Sur le plan personnel, les dernières années de Rigaud sont marquées par la disparition d'être proches et d'amis chers. De sa nombreuse parentèle à laquelle il fut toute sa vie si attaché, ne demeurent en 1743 que : Marguerite Charlotte, la fille qu'avait eue son épouse Elisabeth de Gouy, morte elle aussi en 1743 (15 mars, à l'âge de soixante-quinze ans), avec son premier mari, Jean Le Juge ; sa nièce préférée, Marguerite Elisabeth, fille de son frère Gaspard et veuve du peintre Jean Ranc, réfugiée à Paris avec six de ses enfants ; ses nièces Lafita, filles de sa soeur Clara et leur descendance ; enfin, son filleul, le peintre Hyacinthe Collin de Vermont. Tous apparaissent dans l'inventaire à l'occasion de la prisée et de legs.

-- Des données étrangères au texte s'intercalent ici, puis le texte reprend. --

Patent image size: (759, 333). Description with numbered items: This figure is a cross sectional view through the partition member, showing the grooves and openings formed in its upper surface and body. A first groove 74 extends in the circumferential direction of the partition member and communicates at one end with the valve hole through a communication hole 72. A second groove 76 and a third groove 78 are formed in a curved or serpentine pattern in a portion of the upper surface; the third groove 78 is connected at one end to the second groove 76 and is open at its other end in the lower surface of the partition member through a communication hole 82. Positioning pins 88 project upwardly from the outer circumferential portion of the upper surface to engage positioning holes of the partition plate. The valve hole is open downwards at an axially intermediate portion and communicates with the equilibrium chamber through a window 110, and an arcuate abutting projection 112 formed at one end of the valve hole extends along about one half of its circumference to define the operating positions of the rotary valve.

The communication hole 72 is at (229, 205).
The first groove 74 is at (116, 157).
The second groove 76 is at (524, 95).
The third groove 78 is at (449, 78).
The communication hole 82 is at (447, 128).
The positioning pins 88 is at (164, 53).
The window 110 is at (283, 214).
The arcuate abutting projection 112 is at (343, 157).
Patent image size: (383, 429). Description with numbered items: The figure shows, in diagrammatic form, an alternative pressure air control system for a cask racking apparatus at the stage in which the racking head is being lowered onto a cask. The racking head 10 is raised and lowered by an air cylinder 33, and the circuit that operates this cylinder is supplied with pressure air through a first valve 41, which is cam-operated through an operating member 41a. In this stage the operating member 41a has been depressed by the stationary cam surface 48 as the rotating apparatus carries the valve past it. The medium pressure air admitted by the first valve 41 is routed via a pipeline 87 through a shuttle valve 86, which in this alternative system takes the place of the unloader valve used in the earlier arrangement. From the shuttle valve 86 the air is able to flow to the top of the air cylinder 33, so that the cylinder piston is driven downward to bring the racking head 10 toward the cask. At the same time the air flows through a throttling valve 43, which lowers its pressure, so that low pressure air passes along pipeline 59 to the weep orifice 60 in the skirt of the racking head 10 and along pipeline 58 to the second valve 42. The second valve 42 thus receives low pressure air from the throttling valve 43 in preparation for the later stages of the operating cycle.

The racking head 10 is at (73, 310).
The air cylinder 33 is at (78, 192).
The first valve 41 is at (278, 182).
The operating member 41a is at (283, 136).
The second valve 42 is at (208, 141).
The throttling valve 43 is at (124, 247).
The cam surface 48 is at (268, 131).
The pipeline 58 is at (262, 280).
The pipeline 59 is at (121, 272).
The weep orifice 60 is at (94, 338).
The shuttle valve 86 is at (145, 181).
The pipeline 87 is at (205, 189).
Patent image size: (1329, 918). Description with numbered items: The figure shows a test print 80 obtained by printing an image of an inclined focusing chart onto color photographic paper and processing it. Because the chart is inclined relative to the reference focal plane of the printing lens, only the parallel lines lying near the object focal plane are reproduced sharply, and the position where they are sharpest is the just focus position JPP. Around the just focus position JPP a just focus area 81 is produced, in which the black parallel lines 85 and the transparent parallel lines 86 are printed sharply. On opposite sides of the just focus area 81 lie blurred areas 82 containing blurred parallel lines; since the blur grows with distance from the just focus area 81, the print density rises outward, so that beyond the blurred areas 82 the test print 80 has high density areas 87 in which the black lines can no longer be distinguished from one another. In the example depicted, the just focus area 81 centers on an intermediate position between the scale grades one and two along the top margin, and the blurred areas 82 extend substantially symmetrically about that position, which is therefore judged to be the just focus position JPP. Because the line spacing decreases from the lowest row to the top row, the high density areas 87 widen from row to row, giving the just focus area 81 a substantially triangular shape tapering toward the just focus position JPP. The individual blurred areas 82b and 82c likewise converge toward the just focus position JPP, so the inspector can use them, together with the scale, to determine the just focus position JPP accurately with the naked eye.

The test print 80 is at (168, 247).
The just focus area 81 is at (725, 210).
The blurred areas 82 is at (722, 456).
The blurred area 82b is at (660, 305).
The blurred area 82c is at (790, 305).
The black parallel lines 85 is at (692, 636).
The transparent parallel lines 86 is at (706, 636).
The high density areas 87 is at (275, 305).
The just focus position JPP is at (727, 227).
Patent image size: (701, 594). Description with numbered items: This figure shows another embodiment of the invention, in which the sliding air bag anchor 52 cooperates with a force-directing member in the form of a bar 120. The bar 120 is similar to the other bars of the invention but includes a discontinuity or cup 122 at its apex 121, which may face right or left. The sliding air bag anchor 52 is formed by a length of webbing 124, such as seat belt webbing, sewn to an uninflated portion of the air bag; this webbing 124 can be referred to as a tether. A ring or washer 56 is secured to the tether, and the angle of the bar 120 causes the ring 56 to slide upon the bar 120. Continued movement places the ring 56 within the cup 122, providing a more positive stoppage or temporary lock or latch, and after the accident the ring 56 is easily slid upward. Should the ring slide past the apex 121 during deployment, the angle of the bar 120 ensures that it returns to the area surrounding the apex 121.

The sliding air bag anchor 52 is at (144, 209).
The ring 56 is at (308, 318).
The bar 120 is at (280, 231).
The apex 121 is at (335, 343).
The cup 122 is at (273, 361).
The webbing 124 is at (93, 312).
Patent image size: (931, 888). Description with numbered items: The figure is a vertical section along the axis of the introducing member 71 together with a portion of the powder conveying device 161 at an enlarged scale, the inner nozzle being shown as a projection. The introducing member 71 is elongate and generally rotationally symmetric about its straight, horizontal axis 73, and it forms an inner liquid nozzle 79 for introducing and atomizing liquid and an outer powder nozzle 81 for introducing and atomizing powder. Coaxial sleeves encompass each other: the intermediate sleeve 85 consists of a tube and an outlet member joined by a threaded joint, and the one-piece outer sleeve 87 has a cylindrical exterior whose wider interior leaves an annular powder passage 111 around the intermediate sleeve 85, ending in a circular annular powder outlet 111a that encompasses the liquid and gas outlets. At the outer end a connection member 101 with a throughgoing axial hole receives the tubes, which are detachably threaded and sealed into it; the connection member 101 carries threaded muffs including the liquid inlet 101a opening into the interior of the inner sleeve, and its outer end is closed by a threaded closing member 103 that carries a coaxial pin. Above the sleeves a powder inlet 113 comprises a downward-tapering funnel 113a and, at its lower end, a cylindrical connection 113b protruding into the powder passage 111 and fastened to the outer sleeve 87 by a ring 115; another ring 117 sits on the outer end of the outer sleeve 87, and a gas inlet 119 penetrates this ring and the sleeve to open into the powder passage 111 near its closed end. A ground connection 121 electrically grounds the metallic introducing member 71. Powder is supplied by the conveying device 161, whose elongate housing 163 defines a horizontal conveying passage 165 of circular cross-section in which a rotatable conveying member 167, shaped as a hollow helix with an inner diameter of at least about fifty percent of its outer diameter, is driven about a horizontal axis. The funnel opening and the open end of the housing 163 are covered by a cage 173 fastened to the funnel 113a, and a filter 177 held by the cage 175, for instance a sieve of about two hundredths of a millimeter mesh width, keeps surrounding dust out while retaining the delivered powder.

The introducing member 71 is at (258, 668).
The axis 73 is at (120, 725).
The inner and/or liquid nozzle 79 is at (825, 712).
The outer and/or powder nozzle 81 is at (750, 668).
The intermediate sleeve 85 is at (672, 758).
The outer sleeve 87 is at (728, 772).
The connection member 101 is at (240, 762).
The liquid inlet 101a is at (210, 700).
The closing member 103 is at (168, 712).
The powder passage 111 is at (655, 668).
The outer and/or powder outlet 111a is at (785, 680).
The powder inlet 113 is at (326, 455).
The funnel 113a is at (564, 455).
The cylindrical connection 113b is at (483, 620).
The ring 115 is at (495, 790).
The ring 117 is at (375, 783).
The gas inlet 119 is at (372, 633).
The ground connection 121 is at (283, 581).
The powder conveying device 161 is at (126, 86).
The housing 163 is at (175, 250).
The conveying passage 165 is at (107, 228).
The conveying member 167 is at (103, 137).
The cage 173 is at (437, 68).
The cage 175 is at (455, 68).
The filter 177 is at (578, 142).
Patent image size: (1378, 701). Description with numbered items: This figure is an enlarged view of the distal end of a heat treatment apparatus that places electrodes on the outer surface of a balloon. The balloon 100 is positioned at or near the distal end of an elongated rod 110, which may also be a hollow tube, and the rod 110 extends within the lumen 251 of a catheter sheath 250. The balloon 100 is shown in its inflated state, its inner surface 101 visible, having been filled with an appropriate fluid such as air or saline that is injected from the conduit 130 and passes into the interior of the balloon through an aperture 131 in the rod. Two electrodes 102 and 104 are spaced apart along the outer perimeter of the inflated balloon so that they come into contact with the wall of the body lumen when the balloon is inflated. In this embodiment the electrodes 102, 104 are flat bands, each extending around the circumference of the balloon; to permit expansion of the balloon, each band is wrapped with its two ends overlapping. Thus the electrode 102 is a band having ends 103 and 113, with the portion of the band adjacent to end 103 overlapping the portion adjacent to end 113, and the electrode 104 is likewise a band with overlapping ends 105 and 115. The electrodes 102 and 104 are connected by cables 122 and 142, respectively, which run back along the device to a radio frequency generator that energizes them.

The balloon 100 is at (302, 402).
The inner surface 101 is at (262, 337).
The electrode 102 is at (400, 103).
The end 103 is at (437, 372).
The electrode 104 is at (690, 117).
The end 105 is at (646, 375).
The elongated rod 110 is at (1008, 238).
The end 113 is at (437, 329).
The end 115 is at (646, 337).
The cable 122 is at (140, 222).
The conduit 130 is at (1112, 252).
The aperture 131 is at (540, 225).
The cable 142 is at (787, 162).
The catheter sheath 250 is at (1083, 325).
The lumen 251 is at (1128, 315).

Le 29 décembre 1743, Hyacinthe Rigaud s'éteint dans son hôtel de la rue Louis-le-Grand ; le 30, son corps est transporté de l'église Saint-Roch en celle des Jacobins de la rue Saint-Honoré, lieu de sa sépulture, en présence de Louis Billeheu, son exécuteur testamentaire et d'Hendrik Van Hulst, historiographe de l'Académie et son plus cher ami.